Insurance Company’s “Helmetless Motorcyclist” Defense Is Rejected

An uninsured motorcyclist who was not wearing a helmet at the time of his fatal accident was not precluded from recovering no-fault insurance benefits, according to the Michigan Court of Appeals.

In Estate of Swick v Farm Bureau Ins Co (unpublished opinion, 4/26/2016), Jack Swick was killed when the motorcycle he was driving collided with a vehicle insured by Farm Bureau Insurance traffic-accident-reportCompany. Swick was not wearing a helmet and the motorcycle was uninsured. It was disputed whether Swick “owned” the motorcycle within the meaning of the No-Fault Act because he never signed the certificate of title as the purchaser. The certificate of title also did not include the sale date and price, and the odometer reading. Farm Bureau denied no-fault coverage and Swick’s estate brought an action for PIP benefits. The trial court ruled in favor of the estate, and Farm Bureau appealed.

The Court of Appeals held the statutory requirements for an effective transfer of title had occurred, and therefore MCL 500.3113(b) did not preclude Swick’s estate from collecting PIP benefits. Under MCL 500.3113(b), uninsured owners or registrants of motorcycles are not entitled to PIP benefits.

But Farm Bureau argued that, even if PIP benefits were available under §3113(b), they were nevertheless precluded by MCL 257.658 because Swick was not wearing a helmet at the time of the accident. MCL 257.658 is part of the Michigan Vehicle Code, and sets forth the circumstances in which a person operating or riding a motorcycle is not required to wear a helmet.

In its analysis, the Court of Appeals pointed out that MCL 500.3101(1) explains the security that’s required for an owner or registrant of a motorcycle. The Court also noted that MCL 500.3103(2) describes the security for payment of PIP benefits that an insurer must offer to the owner or registrant of a motorcycle. And although the plain language of MCL 500.3103 does not require a motorcycle “owner or registrant” to purchase PIP coverage, the Court of Appeals said that an operator or rider who does not wear a helmet must have in effect security for benefits under MCL 257.658(5)(c).

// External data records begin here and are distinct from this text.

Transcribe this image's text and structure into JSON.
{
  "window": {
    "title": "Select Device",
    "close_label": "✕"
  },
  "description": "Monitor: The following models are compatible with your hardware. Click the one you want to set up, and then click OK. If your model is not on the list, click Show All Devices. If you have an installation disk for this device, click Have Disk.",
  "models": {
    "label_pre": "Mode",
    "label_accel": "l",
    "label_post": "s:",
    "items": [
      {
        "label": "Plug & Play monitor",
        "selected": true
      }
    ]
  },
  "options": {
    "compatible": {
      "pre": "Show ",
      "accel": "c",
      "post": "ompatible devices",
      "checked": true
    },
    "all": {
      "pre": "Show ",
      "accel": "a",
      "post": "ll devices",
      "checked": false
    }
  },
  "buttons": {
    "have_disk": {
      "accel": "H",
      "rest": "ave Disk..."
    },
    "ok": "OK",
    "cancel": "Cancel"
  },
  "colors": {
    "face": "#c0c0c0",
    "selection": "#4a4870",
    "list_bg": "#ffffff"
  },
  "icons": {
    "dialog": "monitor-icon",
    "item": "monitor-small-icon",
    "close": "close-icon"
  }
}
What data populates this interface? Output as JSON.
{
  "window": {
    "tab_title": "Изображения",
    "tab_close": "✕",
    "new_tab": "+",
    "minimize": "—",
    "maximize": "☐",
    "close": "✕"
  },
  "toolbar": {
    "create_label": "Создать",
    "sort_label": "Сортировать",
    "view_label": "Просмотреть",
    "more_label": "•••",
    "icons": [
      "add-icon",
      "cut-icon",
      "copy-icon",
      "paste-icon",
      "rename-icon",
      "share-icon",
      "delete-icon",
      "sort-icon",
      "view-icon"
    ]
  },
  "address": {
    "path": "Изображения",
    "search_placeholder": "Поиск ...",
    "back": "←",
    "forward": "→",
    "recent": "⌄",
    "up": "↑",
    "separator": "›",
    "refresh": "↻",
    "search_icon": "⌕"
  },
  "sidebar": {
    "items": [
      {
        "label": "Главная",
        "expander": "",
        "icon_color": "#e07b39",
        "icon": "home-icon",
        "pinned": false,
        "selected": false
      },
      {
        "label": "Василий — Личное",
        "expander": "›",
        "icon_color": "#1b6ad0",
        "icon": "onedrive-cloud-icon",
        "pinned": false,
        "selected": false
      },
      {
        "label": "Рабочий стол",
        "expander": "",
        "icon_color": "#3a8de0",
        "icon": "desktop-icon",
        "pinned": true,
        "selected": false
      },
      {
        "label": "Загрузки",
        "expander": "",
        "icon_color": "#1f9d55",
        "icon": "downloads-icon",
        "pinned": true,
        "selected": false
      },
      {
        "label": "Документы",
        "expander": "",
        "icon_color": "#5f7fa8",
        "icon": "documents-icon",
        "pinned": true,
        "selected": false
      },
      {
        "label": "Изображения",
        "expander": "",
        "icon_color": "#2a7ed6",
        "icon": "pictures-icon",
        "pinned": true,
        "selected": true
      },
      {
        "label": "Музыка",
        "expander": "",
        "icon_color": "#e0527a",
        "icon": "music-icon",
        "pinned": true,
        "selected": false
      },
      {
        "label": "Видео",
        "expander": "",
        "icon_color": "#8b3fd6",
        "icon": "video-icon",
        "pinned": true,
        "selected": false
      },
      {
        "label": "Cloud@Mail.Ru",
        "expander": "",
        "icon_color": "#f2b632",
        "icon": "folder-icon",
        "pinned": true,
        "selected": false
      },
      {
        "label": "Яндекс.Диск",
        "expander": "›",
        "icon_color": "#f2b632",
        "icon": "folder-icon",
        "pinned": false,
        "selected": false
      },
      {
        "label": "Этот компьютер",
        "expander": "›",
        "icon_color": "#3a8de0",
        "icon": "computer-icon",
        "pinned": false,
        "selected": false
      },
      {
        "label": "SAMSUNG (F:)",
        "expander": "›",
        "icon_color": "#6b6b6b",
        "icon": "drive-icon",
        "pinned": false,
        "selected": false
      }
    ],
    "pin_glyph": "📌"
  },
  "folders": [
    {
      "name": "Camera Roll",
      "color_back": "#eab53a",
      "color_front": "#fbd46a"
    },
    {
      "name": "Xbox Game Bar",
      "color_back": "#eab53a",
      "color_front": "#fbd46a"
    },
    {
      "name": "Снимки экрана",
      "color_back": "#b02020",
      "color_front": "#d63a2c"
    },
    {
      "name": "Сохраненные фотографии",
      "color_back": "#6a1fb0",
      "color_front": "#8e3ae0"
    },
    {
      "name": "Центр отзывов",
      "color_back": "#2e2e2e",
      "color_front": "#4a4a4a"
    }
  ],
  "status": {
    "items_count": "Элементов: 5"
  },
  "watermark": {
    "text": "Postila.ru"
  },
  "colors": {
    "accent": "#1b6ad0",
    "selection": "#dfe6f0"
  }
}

 However, the Court of Appeals further said:

nothing in the plain language of these statutes actually precludes an uninsured, helmetless operator or rider from collecting PIP benefits.”

Farm Bureau argued the No-Fault Act and the Michigan Vehicle Code should be read together, and that the Legislature intended to preclude no-fault benefits, even if it did not expressly say so in the statutes. The Court of Appeals rejected this argument and concluded:

“Regardless of the Legislature’s intent to require helmetless operators and riders to purchase security for PIP benefits under MCL 257.658(5)(c), it did not preclude them from collecting PIP benefits if they nevertheless failed to satisfy this requirement. Thus, any evidence that Swick was not wearing a helmet did not create a question of fact regarding his entitlement to PIP benefits, and the trial court properly rejected this defense below.”